Economists on CBS' Face The Nation said the federal government should be doing more to jumpstart the economy, such as cutting taxes and investing in infrastructure.

"Right now," said former Council of Economic Advisers chair Laura Tyson, "the deficit is not the major issue."

Mark Zandi, chief economist for Moody's Analytics, agreed.

"We do need to address our long-term fiscal problems," he said, "but not in the near-term."

Many voters, however, are expressing worries about the nation's long-term financial shape. And the strength of the Tea Party movement is based in large part on its calls for fiscal responsibility.

Zandi said suspending the payroll tax as President Obama is expected to propose Wednesday would make sense.

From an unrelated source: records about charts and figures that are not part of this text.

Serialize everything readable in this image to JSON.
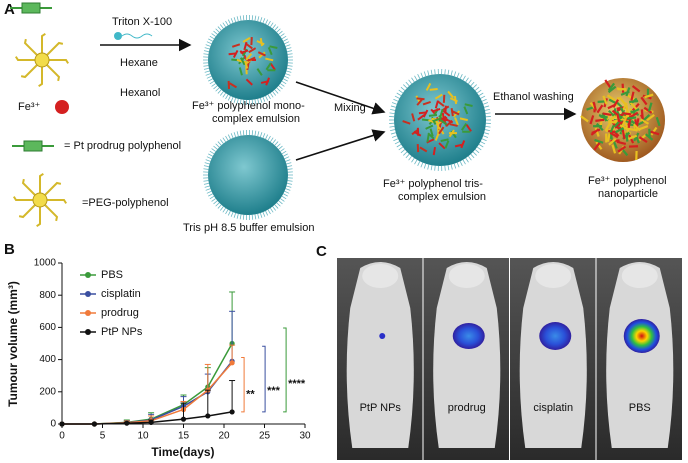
{
  "panel_a": {
    "label": "A",
    "triton": "Triton X-100",
    "hexane": "Hexane",
    "hexanol": "Hexanol",
    "fe": "Fe³⁺",
    "mono": [
      "Fe³⁺ polyphenol mono-",
      "complex emulsion"
    ],
    "pt_legend": "= Pt prodrug polyphenol",
    "peg_legend": "=PEG-polyphenol",
    "tris_buffer": "Tris pH 8.5 buffer emulsion",
    "mixing": "Mixing",
    "tris": [
      "Fe³⁺ polyphenol tris-",
      "complex emulsion"
    ],
    "washing": "Ethanol washing",
    "nanoparticle": [
      "Fe³⁺ polyphenol",
      "nanoparticle"
    ]
  },
  "chart_data": {
    "type": "line",
    "panel": "B",
    "xlabel": "Time(days)",
    "ylabel": "Tumour volume (mm³)",
    "x": [
      0,
      4,
      8,
      11,
      15,
      18,
      21
    ],
    "xlim": [
      0,
      30
    ],
    "xticks": [
      0,
      5,
      10,
      15,
      20,
      25,
      30
    ],
    "ylim": [
      0,
      1000
    ],
    "yticks": [
      0,
      200,
      400,
      600,
      800,
      1000
    ],
    "legend": "upper left",
    "series": [
      {
        "name": "PBS",
        "color": "#3a9a3a",
        "values": [
          0,
          0,
          10,
          30,
          120,
          230,
          500
        ],
        "errors": [
          0,
          0,
          15,
          40,
          60,
          120,
          320
        ]
      },
      {
        "name": "cisplatin",
        "color": "#3a4fa0",
        "values": [
          0,
          0,
          8,
          25,
          110,
          200,
          390
        ],
        "errors": [
          0,
          0,
          12,
          35,
          60,
          110,
          310
        ]
      },
      {
        "name": "prodrug",
        "color": "#f07a3a",
        "values": [
          0,
          0,
          8,
          20,
          90,
          210,
          380
        ],
        "errors": [
          0,
          0,
          10,
          30,
          50,
          160,
          110
        ]
      },
      {
        "name": "PtP NPs",
        "color": "#111111",
        "values": [
          0,
          0,
          5,
          10,
          30,
          50,
          75
        ],
        "errors": [
          0,
          0,
          5,
          15,
          100,
          160,
          195
        ]
      }
    ],
    "annotations": [
      "**",
      "***",
      "****"
    ]
  },
  "panel_c": {
    "label": "C",
    "labels": [
      "PtP NPs",
      "prodrug",
      "cisplatin",
      "PBS"
    ]
  }
}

"I think if we suspend the payroll tax for businesses that go out and hire additional workers, expand the job tax credit that's in place today ... I think that would be a boost to the economy," he said.

Obama is also likely to call for a permanent extension of the Research and Development tax credit.

Zandi said the business community, which has soured on Obama, could support the measures - depending on how they're paid for. But he warned against eliminating the Bush tax cuts for wealthy tax payers, at least until the economy recovers in a couple of years.

"I wouldn't resume those taxes," he said. "I think the recovery is just too fragile and we can't take that chance."

They both said more stimulus help could help the economy - although not immediately - even if it may be politically unpalatable.

"In my view, the economy needs some more help," Zandi said.

Tyson said significant investment in infrastructure - such as high speed rail and air traffic control modernization - is a logical step when the nation faces $2 trillion of unaddressed needs.

"Infrastructure spending is terrific in two ways," she said. "It creates demand right away, when you go out and get the projects started and get the workers started. It also creates the ability to grow and be productive in the future."